Avvertenza: post lungo e ad alto contenuto di antipatia (ma alla fine ci sono due bei raccontini)
Festa del papà con tre dediche: 1. ai padri separati(ndi);
2 .ai padri invadenti; 3. ai padri di cui si ha nostalgia
1. Dedicato ai papà separati o separandi:
Un affido davvero condiviso non può che comportare la doppia domiciliazione: moltiplicare le case, aggiungendo anche quella del padre, è una ricchezza per il bambino. La dislocazione riguarda l’umano: i luoghi di lavoro e di incontro, le abitazioni, gli amici, i luoghi pubblici. E allora, perché il bambino non può avere due case? Ritenere che il figlio di genitori separati debba aver- ne una sola non implica forse un’idea di casa come prolungamento dell’utero materno, ambiente tossico e passivizzante, invece di aprirsi al pensiero di case diverse come luoghi in cui fare esperienze differenziate?
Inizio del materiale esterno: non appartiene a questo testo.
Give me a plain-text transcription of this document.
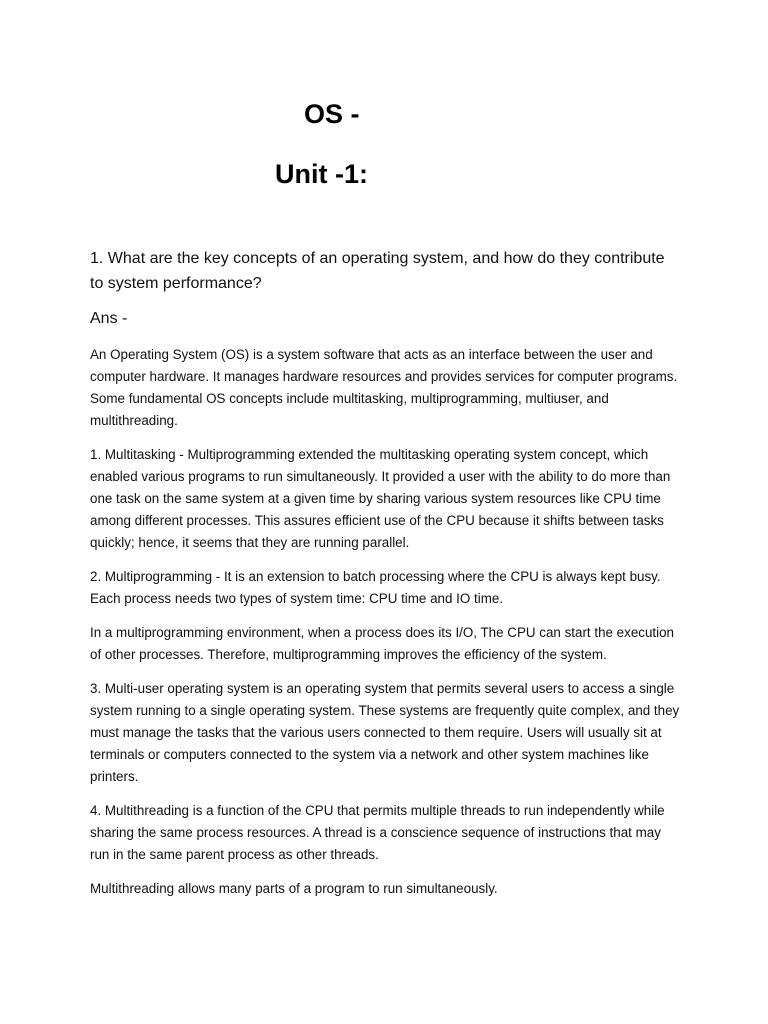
OS -
Unit -1:

1. What are the key concepts of an operating system, and how do they contribute to system performance?

Ans -

An Operating System (OS) is a system software that acts as an interface between the user and computer hardware. It manages hardware resources and provides services for computer programs. Some fundamental OS concepts include multitasking, multiprogramming, multiuser, and multithreading.

1. Multitasking - Multiprogramming extended the multitasking operating system concept, which enabled various programs to run simultaneously. It provided a user with the ability to do more than one task on the same system at a given time by sharing various system resources like CPU time among different processes. This assures efficient use of the CPU because it shifts between tasks quickly; hence, it seems that they are running parallel.

2. Multiprogramming - It is an extension to batch processing where the CPU is always kept busy. Each process needs two types of system time: CPU time and IO time.

In a multiprogramming environment, when a process does its I/O, The CPU can start the execution of other processes. Therefore, multiprogramming improves the efficiency of the system.

3. Multi-user operating system is an operating system that permits several users to access a single system running to a single operating system. These systems are frequently quite complex, and they must manage the tasks that the various users connected to them require. Users will usually sit at terminals or computers connected to the system via a network and other system machines like printers.

4. Multithreading is a function of the CPU that permits multiple threads to run independently while sharing the same process resources. A thread is a conscience sequence of instructions that may run in the same parent process as other threads.

Multithreading allows many parts of a program to run simultaneously.
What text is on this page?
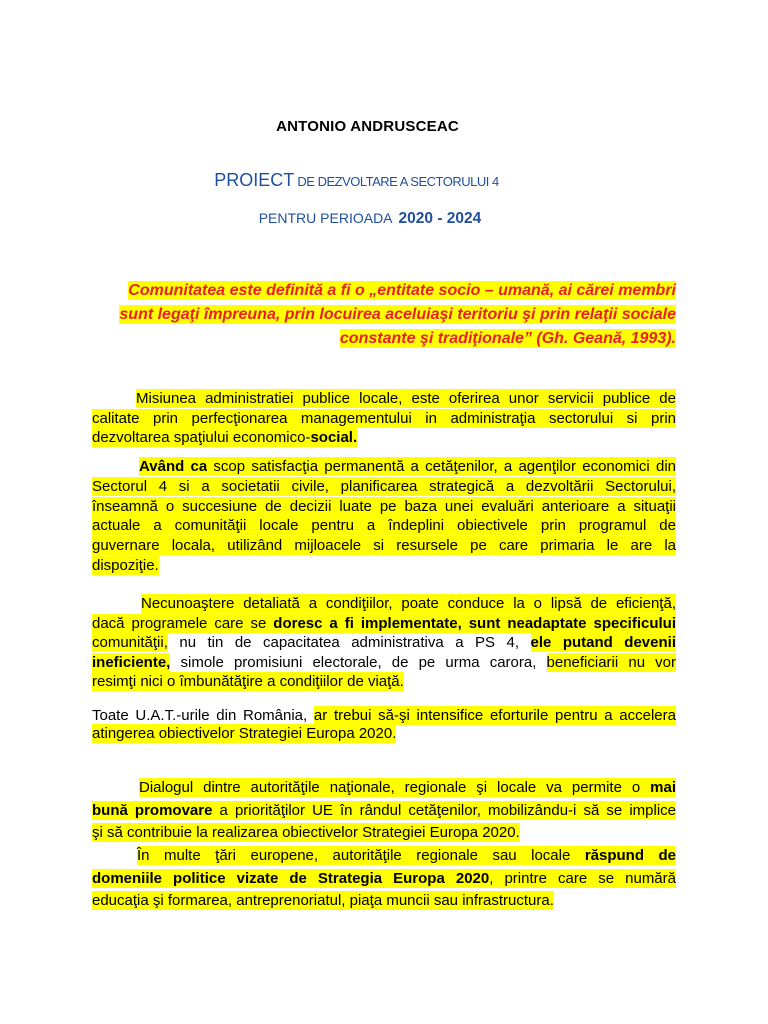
ANTONIO ANDRUSCEAC
PROIECT DE DEZVOLTARE A SECTORULUI 4
PENTRU PERIOADA 2020 - 2024
Comunitatea este definită a fi o „entitate socio – umană, ai cărei membri
sunt legaţi împreuna, prin locuirea aceluiaşi teritoriu şi prin relaţii sociale
constante şi tradiţionale” (Gh. Geană, 1993).
Misiunea administratiei publice locale, este oferirea unor servicii publice de
calitate prin perfecţionarea managementului in administraţia sectorului si prin
dezvoltarea spaţiului economico-social.
Având ca scop satisfacţia permanentă a cetăţenilor, a agenţilor economici din
Sectorul 4 si a societatii civile, planificarea strategică a dezvoltării Sectorului,
înseamnă o succesiune de decizii luate pe baza unei evaluări anterioare a situaţii
actuale a comunităţii locale pentru a îndeplini obiectivele prin programul de
guvernare locala, utilizând mijloacele si resursele pe care primaria le are la
dispoziţie.
Necunoaştere detaliată a condiţiilor, poate conduce la o lipsă de eficienţă,
dacă programele care se doresc a fi implementate, sunt neadaptate specificului
comunităţii, nu tin de capacitatea administrativa a PS 4, ele putand devenii
ineficiente, simole promisiuni electorale, de pe urma carora, beneficiarii nu vor
resimţi nici o îmbunătăţire a condiţiilor de viaţă.
Toate U.A.T.-urile din România, ar trebui să-şi intensifice eforturile pentru a accelera
atingerea obiectivelor Strategiei Europa 2020.
Dialogul dintre autorităţile naţionale, regionale şi locale va permite o mai
bună promovare a priorităţilor UE în rândul cetăţenilor, mobilizându-i să se implice
şi să contribuie la realizarea obiectivelor Strategiei Europa 2020.
În multe ţări europene, autorităţile regionale sau locale răspund de
domeniile politice vizate de Strategia Europa 2020, printre care se numără
educaţia şi formarea, antreprenoriatul, piaţa muncii sau infrastructura.
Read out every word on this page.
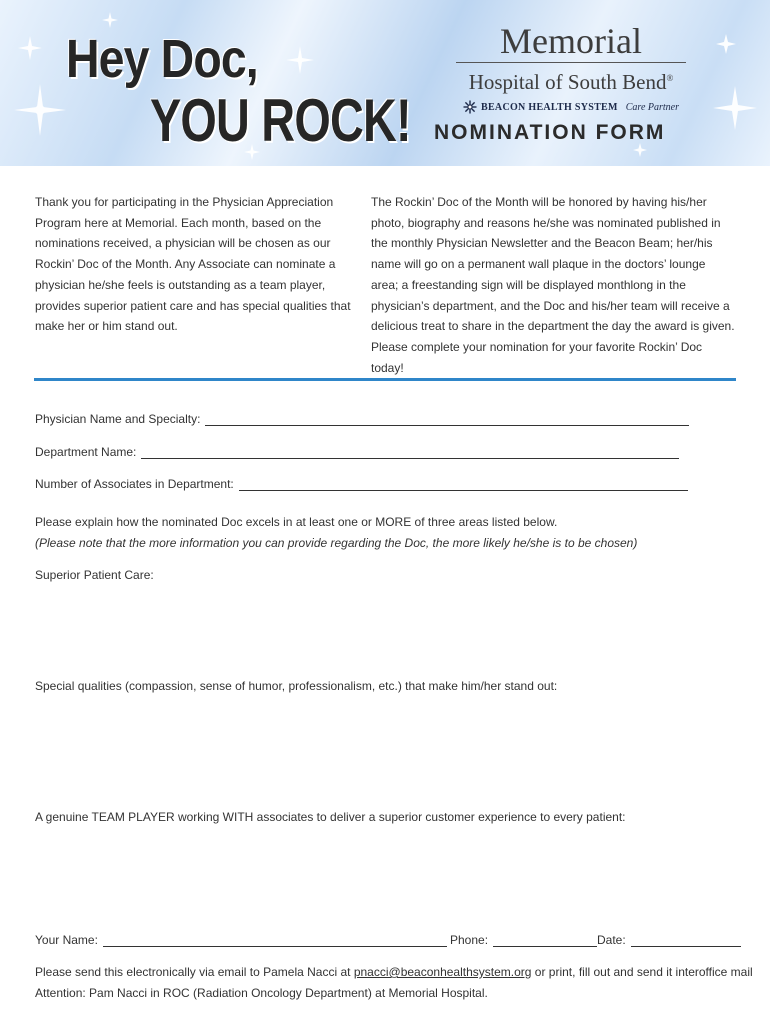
Hey Doc,
YOU ROCK! NOMINATION FORM
Memorial
Hospital of South Bend®
BEACON HEALTH SYSTEM Care Partner

Thank you for participating in the Physician Appreciation Program here at Memorial. Each month, based on the nominations received, a physician will be chosen as our Rockin’ Doc of the Month. Any Associate can nominate a physician he/she feels is outstanding as a team player, provides superior patient care and has special qualities that make her or him stand out.

The Rockin’ Doc of the Month will be honored by having his/her photo, biography and reasons he/she was nominated published in the monthly Physician Newsletter and the Beacon Beam; her/his name will go on a permanent wall plaque in the doctors’ lounge area; a freestanding sign will be displayed monthlong in the physician’s department, and the Doc and his/her team will receive a delicious treat to share in the department the day the award is given. Please complete your nomination for your favorite Rockin’ Doc today!

Physician Name and Specialty:
Department Name:
Number of Associates in Department:
Please explain how the nominated Doc excels in at least one or MORE of three areas listed below.
(Please note that the more information you can provide regarding the Doc, the more likely he/she is to be chosen)
Superior Patient Care:
Special qualities (compassion, sense of humor, professionalism, etc.) that make him/her stand out:
A genuine TEAM PLAYER working WITH associates to deliver a superior customer experience to every patient:
Your Name:	Phone:	Date:
Please send this electronically via email to Pamela Nacci at pnacci@beaconhealthsystem.org or print, fill out and send it interoffice mail
Attention: Pam Nacci in ROC (Radiation Oncology Department) at Memorial Hospital.
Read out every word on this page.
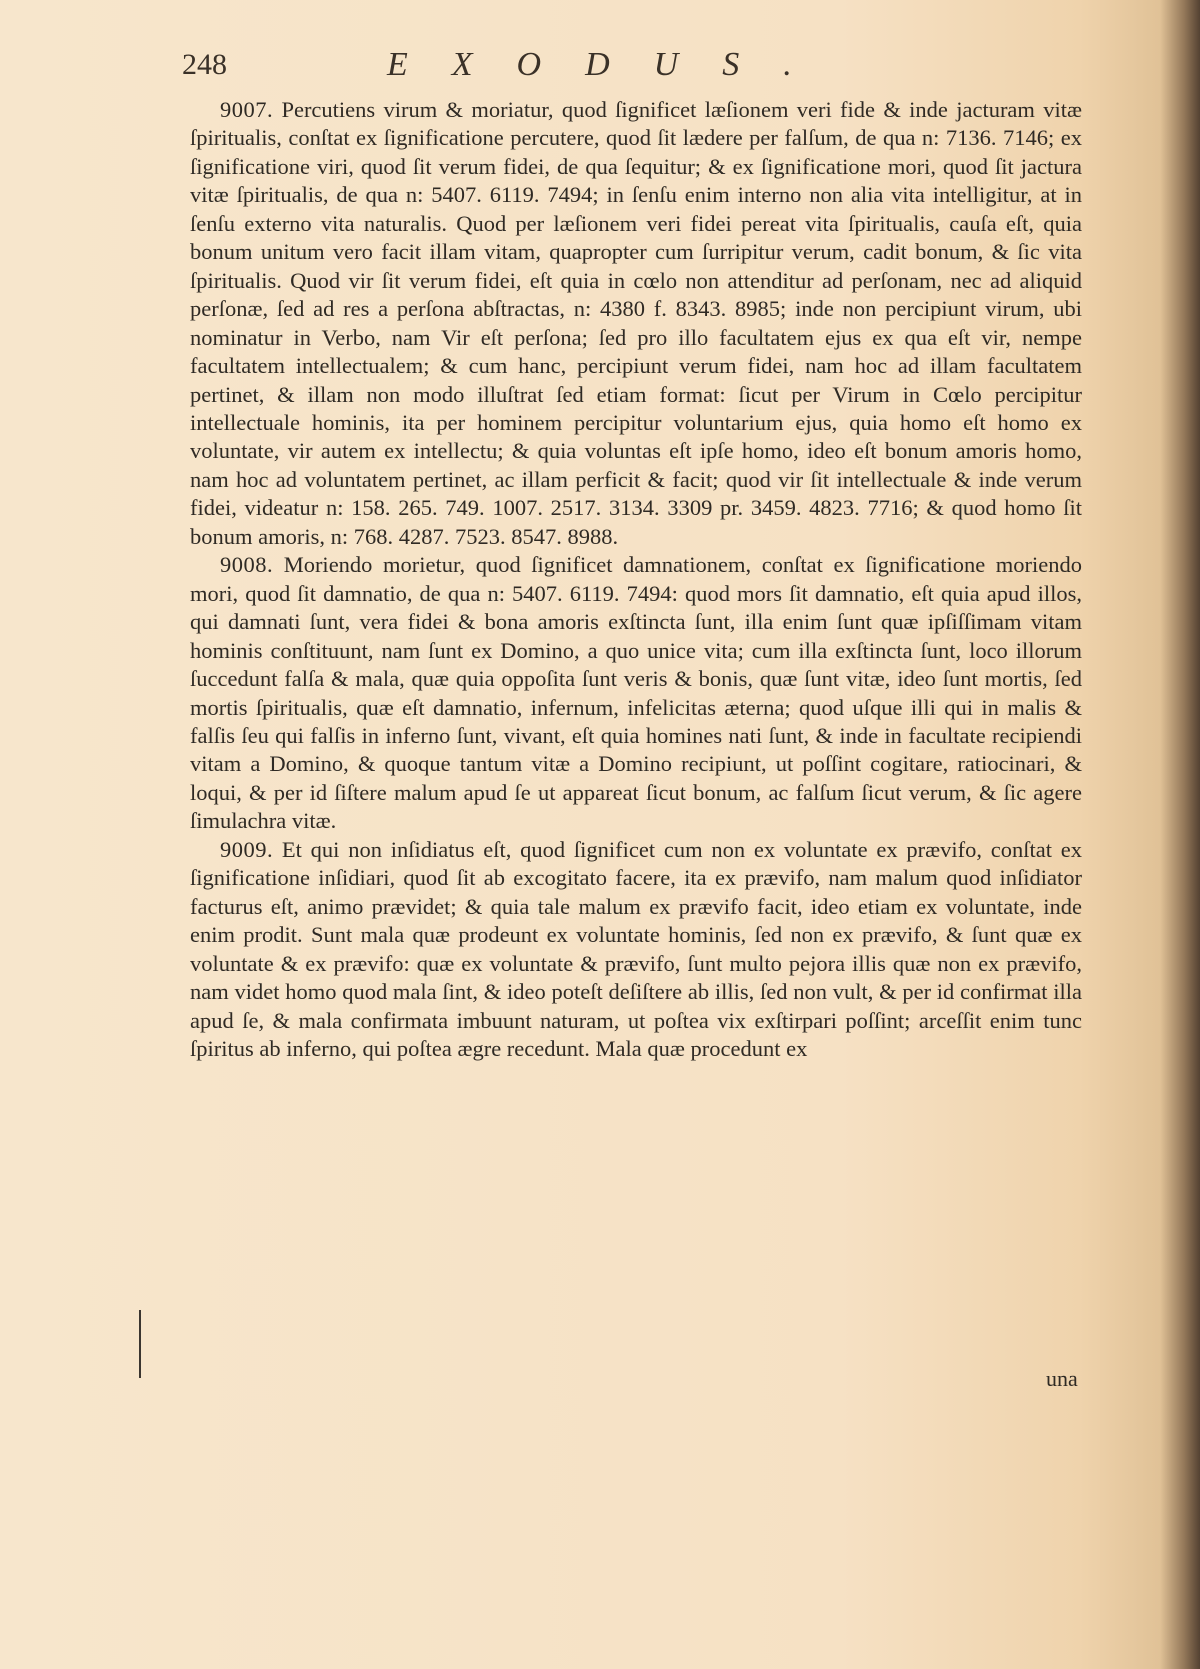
248	EXODUS.

9007. Percutiens virum & moriatur, quod ſignificet læſionem veri fide & inde jacturam vitæ ſpiritualis, conſtat ex ſignificatione percutere, quod ſit lædere per falſum, de qua n: 7136. 7146; ex ſignificatione viri, quod ſit verum fidei, de qua ſequitur; & ex ſignificatione mori, quod ſit jactura vitæ ſpiritualis, de qua n: 5407. 6119. 7494; in ſenſu enim interno non alia vita intelligitur, at in ſenſu externo vita naturalis. Quod per læſionem veri fidei pereat vita ſpiritualis, cauſa eſt, quia bonum unitum vero facit illam vitam, quapropter cum ſurripitur verum, cadit bonum, & ſic vita ſpiritualis. Quod vir ſit verum fidei, eſt quia in cœlo non attenditur ad perſonam, nec ad aliquid perſonæ, ſed ad res a perſona abſtractas, n: 4380 f. 8343. 8985; inde non percipiunt virum, ubi nominatur in Verbo, nam Vir eſt perſona; ſed pro illo facultatem ejus ex qua eſt vir, nempe facultatem intellectualem; & cum hanc, percipiunt verum fidei, nam hoc ad illam facultatem pertinet, & illam non modo illuſtrat ſed etiam format: ſicut per Virum in Cœlo percipitur intellectuale hominis, ita per hominem percipitur voluntarium ejus, quia homo eſt homo ex voluntate, vir autem ex intellectu; & quia voluntas eſt ipſe homo, ideo eſt bonum amoris homo, nam hoc ad voluntatem pertinet, ac illam perficit & facit; quod vir ſit intellectuale & inde verum fidei, videatur n: 158. 265. 749. 1007. 2517. 3134. 3309 pr. 3459. 4823. 7716; & quod homo ſit bonum amoris, n: 768. 4287. 7523. 8547. 8988.

9008. Moriendo morietur, quod ſignificet damnationem, conſtat ex ſignificatione moriendo mori, quod ſit damnatio, de qua n: 5407. 6119. 7494: quod mors ſit damnatio, eſt quia apud illos, qui damnati ſunt, vera fidei & bona amoris exſtincta ſunt, illa enim ſunt quæ ipſiſſimam vitam hominis conſtituunt, nam ſunt ex Domino, a quo unice vita; cum illa exſtincta ſunt, loco illorum ſuccedunt falſa & mala, quæ quia oppoſita ſunt veris & bonis, quæ ſunt vitæ, ideo ſunt mortis, ſed mortis ſpiritualis, quæ eſt damnatio, infernum, infelicitas æterna; quod uſque illi qui in malis & falſis ſeu qui falſis in inferno ſunt, vivant, eſt quia homines nati ſunt, & inde in facultate recipiendi vitam a Domino, & quoque tantum vitæ a Domino recipiunt, ut poſſint cogitare, ratiocinari, & loqui, & per id ſiſtere malum apud ſe ut appareat ſicut bonum, ac falſum ſicut verum, & ſic agere ſimulachra vitæ.

9009. Et qui non inſidiatus eſt, quod ſignificet cum non ex voluntate ex prævifo, conſtat ex ſignificatione inſidiari, quod ſit ab excogitato facere, ita ex prævifo, nam malum quod inſidiator facturus eſt, animo prævidet; & quia tale malum ex prævifo facit, ideo etiam ex voluntate, inde enim prodit. Sunt mala quæ prodeunt ex voluntate hominis, ſed non ex prævifo, & ſunt quæ ex voluntate & ex prævifo: quæ ex voluntate & prævifo, ſunt multo pejora illis quæ non ex prævifo, nam videt homo quod mala ſint, & ideo poteſt deſiſtere ab illis, ſed non vult, & per id confirmat illa apud ſe, & mala confirmata imbuunt naturam, ut poſtea vix exſtirpari poſſint; arceſſit enim tunc ſpiritus ab inferno, qui poſtea ægre recedunt. Mala quæ procedunt ex

una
Le relazioni familiari possono essere misurate perimetralmente? Sono davvero le mura domestiche a definire i fili dei legami?
La nostra epoca ci mette di fronte a un paradosso: ci interroghiamo se una coppia di uomini possa crescere bambini, e nel contempo pensiamo ancora che un padre non possa allevare i propri figli. A meno che qualcuno non se la senta di sostenere che i maschi omosessuali – come categoria – sappiano accudire la prole meglio dei padri etero.
Nel tempo del distanziamento sociale, alcuni padri separati si sono visti negare il diritto di portare i figli nella loro casa, nonostante la norma prevedesse esplicitamente tale diritto, tra i motivi di autocertificazione. La chiusura dei tribunali per le cause meno urgenti ha impedito di rispondere in modo adeguato alle situazioni in cui i figli non hanno potuto frequentare i padri per mesi. È proprio in un tempo di inquietudine generale che l’usuale alternanza aiuta la stabilità nei figli, piuttosto che una sua illegittima sospensione, la quale rischia di insinuare l’idea discutibile che in emergenza la sola madre sia sufficiente. Quali incompetenze alla relazione dovranno affrontare i bambini che hanno subito questa doppia clausura? Quale polis saranno in grado di fondare questi soggetti? A quali strategie di recupero delle fasi saltate sapranno ricorrere?
2. Dedicato ai padri – e ai nonni – invadenti, quelli che si credono Dio:
Nell’ambito dei racconti sacri – che ci interessano in quanto narrazioni popolari – ogni donna a struttura edipica deve tener conto anche della possibile tendenza a vedere nel proprio figlio il figlio del proprio padre. Il padre del bambino può essere tagliato fuori e imparentato a quella figura di contorno che san Giuseppe interpreta, mentre il vero padre inconscio del figlio può diventare, incestuosamente, l’idealizzato padre della madre, il nonno. La Vergine Maria, a cui molte madri si ispirano, ha avuto un figlio (Gesú) che le viene dal proprio padre (Dio). Questa è una configurazione psichica che si può ritrovare quando in una separazione, secondo una casistica legale oggi in aumento, il nonno fa fronte unico con la figlia contro il marito, rendendo attivo il legame immaginario Dio Padre-Madonna-Gesú.
Alcune donne, al momento del parto, scelgono di non denunciare il cognome del padre, anche quando il partner riconoscerebbe volentieri un neonato che, portando il cognome della madre, di fatto porta il cognome del nonno.
Lo sfilacciamento della funzione paterna può dare spazio al padre totemico, al padre dell’orda, quello violento, pericoloso, che impone la legge con la fisicità del gesto estremo. Il godimento del padre barbaro, del padre-Natura somiglia strutturalmente a quello senza legge della madre-Natura, della plusmadre che non sente il bisogno di riferirsi a un accordo collettivo.
Una società senza padri a funzione paterna porta alla dittatura o al fanatismo religioso, il che, strutturalmente, è lo stesso.
3. Dedicato ai padri di cui si ha nostalgia:
Fui colpita da una giovane che al discorso funebre per la morte del padre, fine intellettuale ed editore, raccontò di essersi lungamente seduta alla sua scrivania tra le penne e le carte per ritrovarlo nell’odore depositato nel suo studio.
La voce è un’altra traccia significativa del corpo di un padre: una donna in lutto per la perdita del proprio, mi confidò di avere trovato grande sollievo nell’ascoltare le registrazioni della sua voce. La voce è la musica prodotta da un corpo, è la storia di ognuno che si fa prosodia.
La voce del mio di papà era bellissima, limpida e profonda come la sua logica di pensiero. Il carattere, invero, era un po’ troppo sonante, ma l’affetto si vedeva , eccome, dietro la ruvidezza. Ciao papà!
A parte la chiusura personale, i passi sono tratti da: Mio figlio mi adora e Troppa famiglia fa male.